И снова бил он в барабан тоски.
Алхимик-солнце эликсиром утра
Природу всю позолотило мудро.
Но прах живой над прахом мертвеца
Еще вопил, не поднимал лица.
Не только об отце, почившем ныне,—
О всей своей неслыханной судьбине,
О той любви, которой не помочь,
О юности он плакал день и ночь.
Однажды он опять явился к Неджду
И увидал на старых свитках, между
Иных письмен, что правдою влекли,
Два имени — Меджнуна и Лейли.
Два имени друг к другу жались тесно.
Он разорвал сейчас же лист чудесный,
Он милой имя ногтем соскоблил.
И некто удивился и спросил:
«Что это значит, что второе имя
Руками уничтожено твоими?»
Он отвечал: «Не нужен знак второй
Для двух влюбленных.

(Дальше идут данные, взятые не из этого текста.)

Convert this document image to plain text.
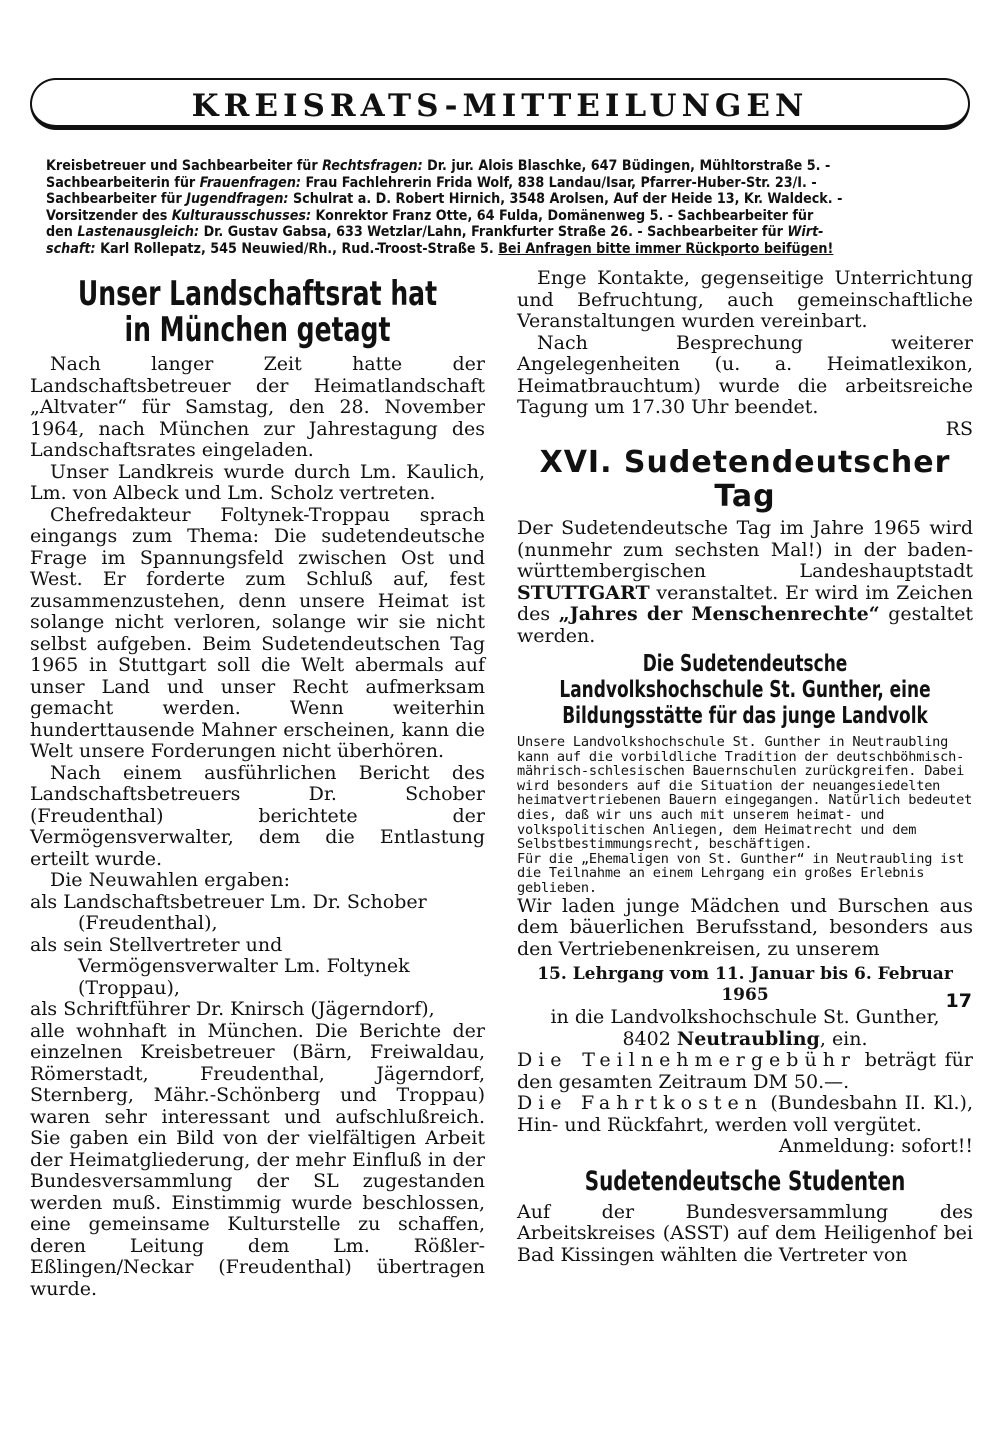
KREISRATS-MITTEILUNGEN
Kreisbetreuer und Sachbearbeiter für Rechtsfragen: Dr. jur. Alois Blaschke, 647 Büdingen, Mühltorstraße 5. -
Sachbearbeiterin für Frauenfragen: Frau Fachlehrerin Frida Wolf, 838 Landau/Isar, Pfarrer-Huber-Str. 23/I. -
Sachbearbeiter für Jugendfragen: Schulrat a. D. Robert Hirnich, 3548 Arolsen, Auf der Heide 13, Kr. Waldeck. -
Vorsitzender des Kulturausschusses: Konrektor Franz Otte, 64 Fulda, Domänenweg 5. - Sachbearbeiter für
den Lastenausgleich: Dr. Gustav Gabsa, 633 Wetzlar/Lahn, Frankfurter Straße 26. - Sachbearbeiter für Wirt-
schaft: Karl Rollepatz, 545 Neuwied/Rh., Rud.-Troost-Straße 5. Bei Anfragen bitte immer Rückporto beifügen!
Unser Landschaftsrat hat in München getagt

Nach langer Zeit hatte der Landschaftsbetreuer der Heimatlandschaft „Altvater“ für Samstag, den 28. November 1964, nach München zur Jahrestagung des Landschaftsrates eingeladen.

Unser Landkreis wurde durch Lm. Kaulich, Lm. von Albeck und Lm. Scholz vertreten.

Chefredakteur Foltynek-Troppau sprach eingangs zum Thema: Die sudetendeutsche Frage im Spannungsfeld zwischen Ost und West. Er forderte zum Schluß auf, fest zusammenzustehen, denn unsere Heimat ist solange nicht verloren, solange wir sie nicht selbst aufgeben. Beim Sudetendeutschen Tag 1965 in Stuttgart soll die Welt abermals auf unser Land und unser Recht aufmerksam gemacht werden. Wenn weiterhin hunderttausende Mahner erscheinen, kann die Welt unsere Forderungen nicht überhören.

Nach einem ausführlichen Bericht des Landschaftsbetreuers Dr. Schober (Freudenthal) berichtete der Vermögensverwalter, dem die Entlastung erteilt wurde.

Die Neuwahlen ergaben:

als Landschaftsbetreuer Lm. Dr. Schober (Freudenthal),

als sein Stellvertreter und Vermögensverwalter Lm. Foltynek (Troppau),

als Schriftführer Dr. Knirsch (Jägerndorf),

alle wohnhaft in München. Die Berichte der einzelnen Kreisbetreuer (Bärn, Freiwaldau, Römerstadt, Freudenthal, Jägerndorf, Sternberg, Mähr.-Schönberg und Troppau) waren sehr interessant und aufschlußreich. Sie gaben ein Bild von der vielfältigen Arbeit der Heimatgliederung, der mehr Einfluß in der Bundesversammlung der SL zugestanden werden muß. Einstimmig wurde beschlossen, eine gemeinsame Kulturstelle zu schaffen, deren Leitung dem Lm. Rößler-Eßlingen/Neckar (Freudenthal) übertragen wurde.

Enge Kontakte, gegenseitige Unterrichtung und Befruchtung, auch gemeinschaftliche Veranstaltungen wurden vereinbart.

Nach Besprechung weiterer Angelegenheiten (u. a. Heimatlexikon, Heimatbrauchtum) wurde die arbeitsreiche Tagung um 17.30 Uhr beendet.
RS

XVI. Sudetendeutscher Tag

Der Sudetendeutsche Tag im Jahre 1965 wird (nunmehr zum sechsten Mal!) in der baden-württembergischen Landeshauptstadt STUTTGART veranstaltet. Er wird im Zeichen des „Jahres der Menschenrechte“ gestaltet werden.

Die Sudetendeutsche Landvolkshochschule St. Gunther, eine Bildungsstätte für das junge Landvolk

Unsere Landvolkshochschule St. Gunther in Neutraubling kann auf die vorbildliche Tradition der deutschböhmisch-mährisch-schlesischen Bauernschulen zurückgreifen. Dabei wird besonders auf die Situation der neuangesiedelten heimatvertriebenen Bauern eingegangen. Natürlich bedeutet dies, daß wir uns auch mit unserem heimat- und volkspolitischen Anliegen, dem Heimatrecht und dem Selbstbestimmungsrecht, beschäftigen.

Für die „Ehemaligen von St. Gunther“ in Neutraubling ist die Teilnahme an einem Lehrgang ein großes Erlebnis geblieben.

Wir laden junge Mädchen und Burschen aus dem bäuerlichen Berufsstand, besonders aus den Vertriebenenkreisen, zu unserem

15. Lehrgang vom 11. Januar bis 6. Februar 1965

in die Landvolkshochschule St. Gunther,

8402 Neutraubling, ein.

Die Teilnehmergebühr beträgt für den gesamten Zeitraum DM 50.—.

Die Fahrtkosten (Bundesbahn II. Kl.), Hin- und Rückfahrt, werden voll vergütet.
Anmeldung: sofort!!

Sudetendeutsche Studenten

Auf der Bundesversammlung des Arbeitskreises (ASST) auf dem Heiligenhof bei Bad Kissingen wählten die Vertreter von

17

Ведь в земле сырой
Истлеет прах — и все равно услышат,
Что двое рядом после смерти дышат».
«Зачем же соскоблил ты не себя,
А милую?» Ответил он, скорбя:
«Безумный, я — лишь кожура пустая.
Пускай во мне гнездится, прорастая,
Любимая, пусть эта кожура
Ее от глаз укроет, как чадра».
Так он сказал и вновь ушел в пустыню,
И жил как скот, и привыкал отныне
К сухим корням и к стеблям горьких трав,
Так со зверьми он жил, как зверь, поправ
Закон людей, дикарский их обычай,
Далек от униженья и величья.
И звери с ним дружили и, дружа,
Не знали ни рогатин, ни ножа.
Лисицы, тигры, волки и олени
Шли рядом с ним иль ждали в отдаленье
Любого приказанья, как рабы.
Шах Сулейман, властитель их судьбы,
Надменно он в своих скитаньях длинных
Шел под зонтом из мощных крыл орлиных.
Он достигал таких монарших прав,
Что подобрел звериный хищный нрав.
Не трогал волк овечки нежноокой,
Не задирал онагра лев жестокий,
Собака не бросалась на осла,
И молоко пантеры лань пила.
Когда же он задремывал устало,
Хвостом лисица землю подметала,
Ложилась кротко лань у пыльных ног,
А прислониться он к онагру мог
И голову клонил к бедру оленя.
И падал лев пред спящим на колени.
Оруженосец верный и слуга.
Коварный Волк, чтоб отогнать врага,
Глаз не смыкал, всю ночь протяжно воя,
А леопард, рожденный для разбоя,
Отвергнул родовое естество.
Так все бродяги жили вкруг него,
Построясь в боевом порядке станом,
В общенье с ним живом и неустанном.
И, встретив эту стражу на пути,
Никто не смел к Меджнуну подойти —
Разорван был бы хищниками тотчас.
Глаза в глаза, на нем сосредоточась,
Пускали звери в свой опасный круг
Лишь тех, кто был Меджнуну добрый друг.
Учась у повелителя прилежно,
Таких гостей они встречали нежно.
С такою паствой жил он, как пастух,
Утешился его смятенный дух,
Доверясь этой первобытной мощи.
Он становился все смелей и проще,
И люди удивлялись дружбе той,
Звериной свите, смелой и простой.
И где бы ни был юноша влюбленный,
Он шел сюда, к пустыне отдаленной,
Чтоб на Меджнуна хоть разок взглянуть.
Паломник, совершая длинный путь,
Стоянку разбивал с Меджнуном рядом.
И стало для паломников обрядом
Делить с Меджнуном бедный свой обед,
Чтоб услыхать любви его обет.
И, съев крупицу из дареной доли,
Он все бросал зверям по доброй воле.
Так он кормил их летом и весной
И получал от них поклон земной,
Кормилец их, дающий хлеб насущный.
И рос и рос его отряд послушный,
Привыкли к рабству звери без числа.
Вся вольница их в челядь перешла.
Поклонник Зороастра, маг приучит
К подачкам пса — и пес, как кот, мяучит.